Kirby is now using a strategy also familiar to the [Intelligent Design] crowd – say something scientifically outrageous, and then use the backlash of scientific outrage to say – well at least I got them talking about it and taking the controversy seriously. Mission accomplished. It’s just more self-fulfillment.
What is lacking in the case of ID and the anti-vaccination movement is an actual scientific controversy, or reliable scientific evidence to challenge the current consensus of opinion.
It’s a point that bears repeating—-the controversy over vaccines and autism is false.

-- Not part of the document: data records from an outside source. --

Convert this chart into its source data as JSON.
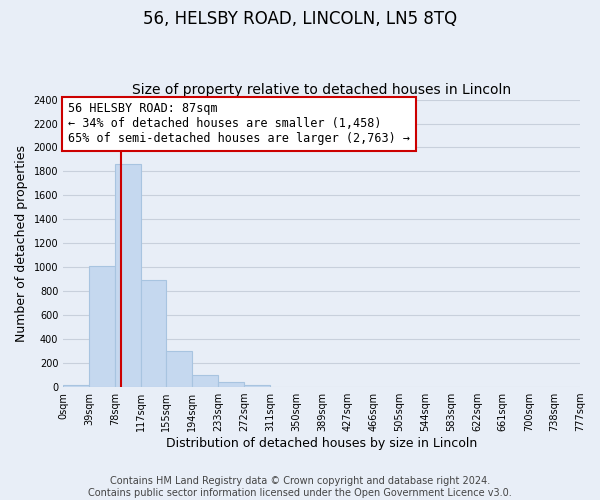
{
  "title": "56, HELSBY ROAD, LINCOLN, LN5 8TQ",
  "subtitle": "Size of property relative to detached houses in Lincoln",
  "xlabel": "Distribution of detached houses by size in Lincoln",
  "ylabel": "Number of detached properties",
  "bar_edges": [
    0,
    39,
    78,
    117,
    155,
    194,
    233,
    272,
    311,
    350,
    389,
    427,
    466,
    505,
    544,
    583,
    622,
    661,
    700,
    738,
    777
  ],
  "bar_heights": [
    20,
    1010,
    1860,
    890,
    300,
    100,
    45,
    20,
    0,
    0,
    0,
    0,
    0,
    0,
    0,
    0,
    0,
    0,
    0,
    0
  ],
  "bar_color": "#c5d8ef",
  "bar_edge_color": "#a8c4e0",
  "vline_x": 87,
  "vline_color": "#cc0000",
  "annotation_line1": "56 HELSBY ROAD: 87sqm",
  "annotation_line2": "← 34% of detached houses are smaller (1,458)",
  "annotation_line3": "65% of semi-detached houses are larger (2,763) →",
  "annotation_box_color": "#ffffff",
  "annotation_box_edge": "#cc0000",
  "ylim": [
    0,
    2400
  ],
  "yticks": [
    0,
    200,
    400,
    600,
    800,
    1000,
    1200,
    1400,
    1600,
    1800,
    2000,
    2200,
    2400
  ],
  "xtick_labels": [
    "0sqm",
    "39sqm",
    "78sqm",
    "117sqm",
    "155sqm",
    "194sqm",
    "233sqm",
    "272sqm",
    "311sqm",
    "350sqm",
    "389sqm",
    "427sqm",
    "466sqm",
    "505sqm",
    "544sqm",
    "583sqm",
    "622sqm",
    "661sqm",
    "700sqm",
    "738sqm",
    "777sqm"
  ],
  "footer": "Contains HM Land Registry data © Crown copyright and database right 2024.\nContains public sector information licensed under the Open Government Licence v3.0.",
  "bg_color": "#e8eef7",
  "plot_bg_color": "#e8eef7",
  "grid_color": "#c8d0dc",
  "title_fontsize": 12,
  "subtitle_fontsize": 10,
  "axis_label_fontsize": 9,
  "tick_fontsize": 7,
  "footer_fontsize": 7,
  "annotation_fontsize": 8.5
}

Dr. Novella also notes Dr. Poling’s use of the “mommy gambit,” which is a sort of rhetorical sympathy-seeking strategy in which one says, hey, they’re just moms trying to do the right thing and help their kids, stop picking on them!. Dr. Novella cites Dr. Poling’s support of Jenny “Green Our Vaccines” McCarthy:
Heightened awareness is not always a positive thing, if it’s awareness of misinformation. What Jenny McCarthy has done is spread demonstrable misinformation (like the false claim that vaccines contain antifreeze) which has served to confuse the public. Unscientific propaganda distracts from real science and real solutions. Misinformed parents, hoping for answers, have been lured by false claims of the so-called “mercury militia” to risky and likely ineffective treatments, like chelation therapy. Hysteria over vaccines has lead to increasing numbers of parents choosing not to vaccinate their children – with resultant outbreaks of preventable diseases, like measles. This threatens herd immunity – which means that vulnerable populations, and even the vaccinated, are at increased risk (because vaccines are not 100% effective).

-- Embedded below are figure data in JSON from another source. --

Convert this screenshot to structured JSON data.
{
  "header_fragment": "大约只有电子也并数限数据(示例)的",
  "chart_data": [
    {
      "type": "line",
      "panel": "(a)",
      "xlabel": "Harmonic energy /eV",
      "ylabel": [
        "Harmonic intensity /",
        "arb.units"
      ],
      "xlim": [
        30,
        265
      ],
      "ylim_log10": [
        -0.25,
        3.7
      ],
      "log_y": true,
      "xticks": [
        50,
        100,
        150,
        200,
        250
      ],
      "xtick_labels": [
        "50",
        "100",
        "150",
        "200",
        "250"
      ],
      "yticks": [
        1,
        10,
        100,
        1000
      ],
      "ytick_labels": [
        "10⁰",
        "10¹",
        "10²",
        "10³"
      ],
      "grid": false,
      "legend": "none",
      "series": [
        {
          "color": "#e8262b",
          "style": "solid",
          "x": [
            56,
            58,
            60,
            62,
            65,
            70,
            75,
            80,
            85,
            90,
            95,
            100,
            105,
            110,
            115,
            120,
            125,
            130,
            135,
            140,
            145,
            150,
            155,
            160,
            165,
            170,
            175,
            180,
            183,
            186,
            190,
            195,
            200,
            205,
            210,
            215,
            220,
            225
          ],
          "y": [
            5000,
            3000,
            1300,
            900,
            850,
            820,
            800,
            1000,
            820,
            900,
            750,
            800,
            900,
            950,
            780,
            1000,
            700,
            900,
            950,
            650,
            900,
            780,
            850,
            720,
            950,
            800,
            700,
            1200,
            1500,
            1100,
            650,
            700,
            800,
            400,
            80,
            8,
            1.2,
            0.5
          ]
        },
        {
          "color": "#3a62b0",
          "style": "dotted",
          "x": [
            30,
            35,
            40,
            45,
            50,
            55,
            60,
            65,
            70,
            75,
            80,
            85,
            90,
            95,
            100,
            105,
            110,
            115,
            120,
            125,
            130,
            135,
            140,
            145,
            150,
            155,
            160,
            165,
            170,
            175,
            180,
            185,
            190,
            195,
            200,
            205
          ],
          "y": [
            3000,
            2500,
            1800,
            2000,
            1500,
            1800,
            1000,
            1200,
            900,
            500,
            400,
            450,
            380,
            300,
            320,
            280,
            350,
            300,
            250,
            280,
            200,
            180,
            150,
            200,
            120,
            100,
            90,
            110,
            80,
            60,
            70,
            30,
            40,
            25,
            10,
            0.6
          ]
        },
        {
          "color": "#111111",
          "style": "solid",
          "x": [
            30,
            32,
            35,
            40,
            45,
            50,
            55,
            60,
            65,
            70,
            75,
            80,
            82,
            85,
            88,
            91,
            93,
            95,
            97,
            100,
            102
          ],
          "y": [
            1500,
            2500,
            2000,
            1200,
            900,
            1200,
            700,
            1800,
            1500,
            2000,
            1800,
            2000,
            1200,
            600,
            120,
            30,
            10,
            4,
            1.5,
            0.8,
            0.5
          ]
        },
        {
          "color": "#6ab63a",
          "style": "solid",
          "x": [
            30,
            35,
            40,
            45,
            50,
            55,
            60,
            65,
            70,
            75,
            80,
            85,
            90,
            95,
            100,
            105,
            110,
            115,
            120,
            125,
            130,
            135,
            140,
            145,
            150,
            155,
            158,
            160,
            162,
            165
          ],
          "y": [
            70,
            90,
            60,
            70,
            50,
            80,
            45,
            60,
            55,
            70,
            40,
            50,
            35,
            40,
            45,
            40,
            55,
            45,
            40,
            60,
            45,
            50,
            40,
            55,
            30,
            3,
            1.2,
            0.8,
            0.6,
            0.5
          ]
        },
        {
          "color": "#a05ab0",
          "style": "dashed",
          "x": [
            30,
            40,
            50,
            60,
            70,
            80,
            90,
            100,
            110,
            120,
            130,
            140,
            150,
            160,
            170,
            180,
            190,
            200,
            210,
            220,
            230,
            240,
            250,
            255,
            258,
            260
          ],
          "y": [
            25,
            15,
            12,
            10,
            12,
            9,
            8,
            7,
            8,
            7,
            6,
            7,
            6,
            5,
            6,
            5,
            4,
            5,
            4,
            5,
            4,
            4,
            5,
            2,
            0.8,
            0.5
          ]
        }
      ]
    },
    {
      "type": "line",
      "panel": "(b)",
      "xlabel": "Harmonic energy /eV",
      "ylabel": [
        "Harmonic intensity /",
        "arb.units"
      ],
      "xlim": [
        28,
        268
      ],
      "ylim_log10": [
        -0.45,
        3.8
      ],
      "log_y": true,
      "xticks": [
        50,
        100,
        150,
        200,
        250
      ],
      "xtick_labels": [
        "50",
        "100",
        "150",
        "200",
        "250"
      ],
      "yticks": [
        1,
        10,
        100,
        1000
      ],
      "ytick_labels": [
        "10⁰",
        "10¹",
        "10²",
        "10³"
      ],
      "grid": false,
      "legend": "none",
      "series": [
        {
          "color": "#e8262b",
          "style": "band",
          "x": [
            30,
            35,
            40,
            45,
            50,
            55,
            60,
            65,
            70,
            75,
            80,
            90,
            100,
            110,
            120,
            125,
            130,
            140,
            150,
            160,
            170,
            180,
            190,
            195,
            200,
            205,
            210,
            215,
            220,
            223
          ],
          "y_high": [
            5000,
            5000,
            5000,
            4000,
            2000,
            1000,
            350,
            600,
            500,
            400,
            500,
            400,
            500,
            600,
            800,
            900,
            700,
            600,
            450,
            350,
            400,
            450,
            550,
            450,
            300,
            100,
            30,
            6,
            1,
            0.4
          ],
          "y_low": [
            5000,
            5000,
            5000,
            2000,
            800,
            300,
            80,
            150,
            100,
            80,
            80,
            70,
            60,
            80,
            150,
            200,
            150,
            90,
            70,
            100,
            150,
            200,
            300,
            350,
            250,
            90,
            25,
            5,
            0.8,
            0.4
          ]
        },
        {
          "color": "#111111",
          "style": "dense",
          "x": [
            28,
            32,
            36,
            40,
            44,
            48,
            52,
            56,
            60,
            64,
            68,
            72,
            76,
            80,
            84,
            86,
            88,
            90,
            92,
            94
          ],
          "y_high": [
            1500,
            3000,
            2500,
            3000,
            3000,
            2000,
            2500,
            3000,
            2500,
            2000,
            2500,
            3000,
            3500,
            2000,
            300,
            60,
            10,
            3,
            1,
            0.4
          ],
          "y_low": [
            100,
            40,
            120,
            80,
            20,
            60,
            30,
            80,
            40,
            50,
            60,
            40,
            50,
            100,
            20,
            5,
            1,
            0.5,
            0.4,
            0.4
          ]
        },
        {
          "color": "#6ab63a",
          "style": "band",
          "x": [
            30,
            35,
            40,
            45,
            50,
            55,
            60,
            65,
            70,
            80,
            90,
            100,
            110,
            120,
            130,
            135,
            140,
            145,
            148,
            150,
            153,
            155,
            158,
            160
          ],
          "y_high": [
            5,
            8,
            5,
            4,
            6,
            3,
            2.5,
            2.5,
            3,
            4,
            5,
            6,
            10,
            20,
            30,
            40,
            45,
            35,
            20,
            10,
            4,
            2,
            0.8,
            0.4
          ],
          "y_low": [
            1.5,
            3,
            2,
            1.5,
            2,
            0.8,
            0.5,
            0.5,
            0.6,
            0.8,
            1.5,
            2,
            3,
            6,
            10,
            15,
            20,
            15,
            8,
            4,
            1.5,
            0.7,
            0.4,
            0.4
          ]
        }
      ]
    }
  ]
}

Dr. Poling is saying, essentially, that public misinformation, risky and ineffective treatments, false hope, and unnecessary outbreaks of preventable disease is all good – as long as it raises awareness.
He then tries to defend McCarthy, and criticize me, with the mommy gambit. This was tried before by RFK Jr. who tried to deflect skepticism towards the dubious claims of the mercury militia as an”attack on mothers” McCarthy’s status as a mom, even of a child who may have autism, does not exempt her opinions from scrutiny, and does not remove from her the obligation to use her celebrity status responsibly.

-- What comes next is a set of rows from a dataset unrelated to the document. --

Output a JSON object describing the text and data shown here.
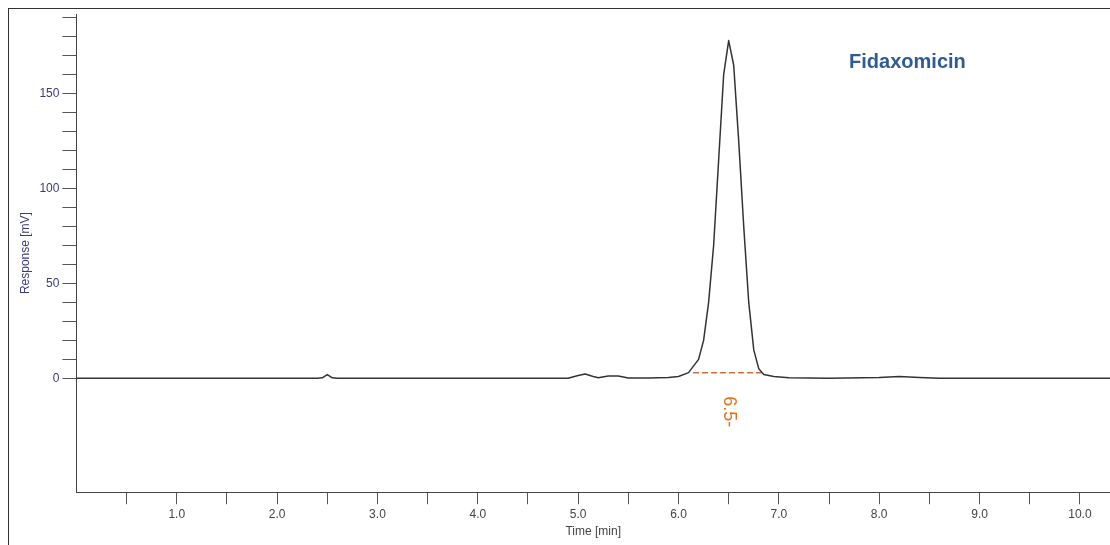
{
  "chart_data": {
    "type": "line",
    "title": "Fidaxomicin",
    "xlabel": "Time [min]",
    "ylabel": "Response [mV]",
    "xlim": [
      0,
      10.3
    ],
    "ylim": [
      -60,
      192
    ],
    "xticks": [
      {
        "value": 0.5,
        "label": null
      },
      {
        "value": 1,
        "label": "1.0"
      },
      {
        "value": 1.5,
        "label": null
      },
      {
        "value": 2,
        "label": "2.0"
      },
      {
        "value": 2.5,
        "label": null
      },
      {
        "value": 3,
        "label": "3.0"
      },
      {
        "value": 3.5,
        "label": null
      },
      {
        "value": 4,
        "label": "4.0"
      },
      {
        "value": 4.5,
        "label": null
      },
      {
        "value": 5,
        "label": "5.0"
      },
      {
        "value": 5.5,
        "label": null
      },
      {
        "value": 6,
        "label": "6.0"
      },
      {
        "value": 6.5,
        "label": null
      },
      {
        "value": 7,
        "label": "7.0"
      },
      {
        "value": 7.5,
        "label": null
      },
      {
        "value": 8,
        "label": "8.0"
      },
      {
        "value": 8.5,
        "label": null
      },
      {
        "value": 9,
        "label": "9.0"
      },
      {
        "value": 9.5,
        "label": null
      },
      {
        "value": 10,
        "label": "10.0"
      }
    ],
    "yticks": [
      0,
      {
        "value": 10,
        "label": null
      },
      {
        "value": 20,
        "label": null
      },
      {
        "value": 30,
        "label": null
      },
      {
        "value": 40,
        "label": null
      },
      50,
      {
        "value": 60,
        "label": null
      },
      {
        "value": 70,
        "label": null
      },
      {
        "value": 80,
        "label": null
      },
      {
        "value": 90,
        "label": null
      },
      100,
      {
        "value": 110,
        "label": null
      },
      {
        "value": 120,
        "label": null
      },
      {
        "value": 130,
        "label": null
      },
      {
        "value": 140,
        "label": null
      },
      150,
      {
        "value": 160,
        "label": null
      },
      {
        "value": 170,
        "label": null
      },
      {
        "value": 180,
        "label": null
      },
      {
        "value": 190,
        "label": null
      }
    ],
    "grid": false,
    "legend": false,
    "marker": "none",
    "annotations": [
      "6.5-"
    ],
    "series": [
      {
        "color": "#333333",
        "x": [
          0,
          2.4,
          2.45,
          2.5,
          2.55,
          2.6,
          4.9,
          5.0,
          5.07,
          5.15,
          5.2,
          5.3,
          5.4,
          5.5,
          5.7,
          5.9,
          6.0,
          6.1,
          6.2,
          6.25,
          6.3,
          6.35,
          6.4,
          6.45,
          6.5,
          6.55,
          6.6,
          6.65,
          6.7,
          6.75,
          6.8,
          6.85,
          6.95,
          7.1,
          7.5,
          8.0,
          8.2,
          8.4,
          8.6,
          10.3
        ],
        "values": [
          0,
          0,
          0.3,
          2,
          0.3,
          0,
          0,
          1.5,
          2.3,
          1,
          0.3,
          1.2,
          1.2,
          0.2,
          0.2,
          0.5,
          1,
          3,
          10,
          20,
          40,
          70,
          115,
          160,
          178,
          165,
          125,
          80,
          40,
          15,
          5,
          2,
          1,
          0.3,
          0,
          0.5,
          1,
          0.5,
          0,
          0
        ]
      },
      {
        "color": "#c8703c",
        "line_style": "dashed",
        "x": [
          6.15,
          6.85
        ],
        "values": [
          3,
          3
        ]
      }
    ]
  }
}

(I’ll note, too, that I’m a mom who finds the “mommy gambit” a dubious and even condescending enterprise.)
Last is a recent post by Epi Wonk on the 2007 DeSoto and Hitlan study, Blood Levels of Mercury Are Related to Diagnosis of Autism: A Reanalysis of an Important Data Set. EpiWonk responds to a response by Professor DeSoto about an earlier EpiWonk post on the study (did it give you a headache to read that? Could be much worse: EpiWonk has a migraine—full sympathies sent from here). The conclusion from EpiWonk also bears repeating: “‘We can conclude absolutely nothing about the association of ethylmercury [thimerosal] in vaccines to autism from these data.’”
Now imagine if Michael Savage were to say that 99% of what you hear about autism and vaccines and mercury is misinformation and over-stated and even simply false.